Where one of these favored techniques is not available, for lack of records or of comparable labor statistics, the testifying expert will likely resort to forming an opinion supported by a study of productivity from some of the sources discussed in this presentation and those of my fellow panelists. The use of opinion testimony based on productivity studies is well-established in the cases, and approved in much of the literature, but obviously this type of analysis, like any other, is capable of being performed incorrectly. Ways in which this analysis can be evaluated, and possibly discredited, will be discussed below.

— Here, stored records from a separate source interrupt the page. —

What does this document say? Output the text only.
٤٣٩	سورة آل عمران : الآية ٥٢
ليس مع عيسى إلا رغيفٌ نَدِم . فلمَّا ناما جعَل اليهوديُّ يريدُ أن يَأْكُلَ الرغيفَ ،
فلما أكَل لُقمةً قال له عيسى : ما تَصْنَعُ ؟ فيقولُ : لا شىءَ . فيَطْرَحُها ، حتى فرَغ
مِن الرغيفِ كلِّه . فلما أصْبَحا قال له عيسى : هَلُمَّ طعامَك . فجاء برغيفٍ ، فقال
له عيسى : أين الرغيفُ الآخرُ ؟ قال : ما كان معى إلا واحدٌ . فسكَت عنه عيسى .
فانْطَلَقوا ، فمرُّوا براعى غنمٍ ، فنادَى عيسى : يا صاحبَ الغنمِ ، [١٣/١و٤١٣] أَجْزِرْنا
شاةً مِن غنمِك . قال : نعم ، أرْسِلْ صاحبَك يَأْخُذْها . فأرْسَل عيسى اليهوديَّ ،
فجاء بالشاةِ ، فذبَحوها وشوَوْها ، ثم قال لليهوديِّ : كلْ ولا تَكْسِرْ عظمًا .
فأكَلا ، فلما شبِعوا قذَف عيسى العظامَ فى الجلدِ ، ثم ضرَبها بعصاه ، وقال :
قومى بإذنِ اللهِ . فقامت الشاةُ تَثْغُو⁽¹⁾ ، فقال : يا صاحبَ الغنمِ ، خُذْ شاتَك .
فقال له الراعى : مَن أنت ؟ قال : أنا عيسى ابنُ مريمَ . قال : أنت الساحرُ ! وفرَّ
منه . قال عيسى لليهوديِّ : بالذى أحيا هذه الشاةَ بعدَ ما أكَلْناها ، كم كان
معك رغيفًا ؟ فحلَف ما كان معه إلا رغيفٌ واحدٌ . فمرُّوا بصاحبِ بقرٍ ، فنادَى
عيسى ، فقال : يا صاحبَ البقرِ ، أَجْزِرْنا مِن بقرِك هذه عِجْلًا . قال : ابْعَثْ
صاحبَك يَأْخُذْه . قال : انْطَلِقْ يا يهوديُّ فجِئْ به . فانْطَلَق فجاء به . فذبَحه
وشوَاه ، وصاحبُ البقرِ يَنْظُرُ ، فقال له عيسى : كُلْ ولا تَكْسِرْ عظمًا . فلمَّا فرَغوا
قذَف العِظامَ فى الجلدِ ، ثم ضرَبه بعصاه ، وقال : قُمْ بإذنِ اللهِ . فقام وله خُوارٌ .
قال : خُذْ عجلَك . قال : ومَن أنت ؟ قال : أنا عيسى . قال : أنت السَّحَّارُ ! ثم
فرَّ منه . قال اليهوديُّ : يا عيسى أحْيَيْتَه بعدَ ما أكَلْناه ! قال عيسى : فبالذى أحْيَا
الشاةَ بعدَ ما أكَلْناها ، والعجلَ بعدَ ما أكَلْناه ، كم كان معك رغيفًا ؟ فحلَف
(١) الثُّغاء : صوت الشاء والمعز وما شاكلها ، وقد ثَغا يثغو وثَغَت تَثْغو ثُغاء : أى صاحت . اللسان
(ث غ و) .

It is clear that industry studies[20] must be used sensibly, in order to be believable (possibly even admissible); to have one’s project superintendent testify to labor inefficiency caused by, for example, project acceleration, then whip out an industry study and assign a value to it, will not be likely to work.

The common thread running through decisions and cases in which construction industry studies are approved is when the claimant uses such studies in conjunction with qualified expert opinion testimony; as opposed to the blind application of such studies in a vacuum, e.g., without regard to the facts of the particular construction project. Indeed, academics and construction law practitioners have noted that a mere expression of an estimate is not sufficient but, instead, a claimant must establish a sufficient basis for making a reasonable approximation of the amount of damages incurred. In other words, application of a labor productivity study, whether well-known or obscure, by a qualified expert in a reasonable manner can, in the right circumstances, be a legitimate means to calculate damages. [21]

Not only should the study be utilized by a qualified expert, however, but it should also, ideally, be used to support an opinion that has another foundation.

The primary utility of academic and industry studies lies in bolstering the credibility of a claim prepared using another method, such as a Measured Mile analysis. . . . If the contractor has no other options, use of industry and academic studies can be helpful, although recovery on a claim based solely on such studies can be a daunting proposition, and few court decisions have permitted such claims.[22]

What do we mean by these studies? There are a number of industry or academic studies in publication,[23] many of which are described in the portions of this presentation produced by my fellow panelists, who have been involved in actually producing a number of them. My experience has exposed me primarily to manuals or publications generated by the Mechanical Contractors Association of American, to what is referred to as the “Leonard Study,” analyzing the effects of change on labor productivity, and to certain publications of the Construction Industry Institute (although there are many more, some highlyarcane, and other construction lawyers’ experiences have no doubt been entirely different from mine).

  1. MCAA

The study seemingly most often discussed is the “MCAA manual,” most recently revised in 2012,[24] which provides a list of 16 factors affecting labor productivity, with a percentages of loss for each factor, according to whether the factor’s impact is “minor,”“average” or “severe,” along with an article on how to use these factors.[25] These factors can be used to derive the “should have spent” hours on the project, which can then be deducted from the total, adjusted actual hours spent to determine hours of lost productivity. Hypothetically, “should have spent” hours ought to equal the estimated hours, although for various reasons this almost never happens.[26] The MCAA bulletin contains its own cautions about overuse of these factors, discussing the desirability of using actual labor cost records where available, and advising against over-reliance on its percentage factors, but where an actual cost claim has been impossible, experts have successfully relied on the MCAA factors. The authors recommend that a modified total cost method analysis of productivity loss be prepared as a sort of sanity check on the estimated loss of productivity resulting from using the MCAA factors.[27]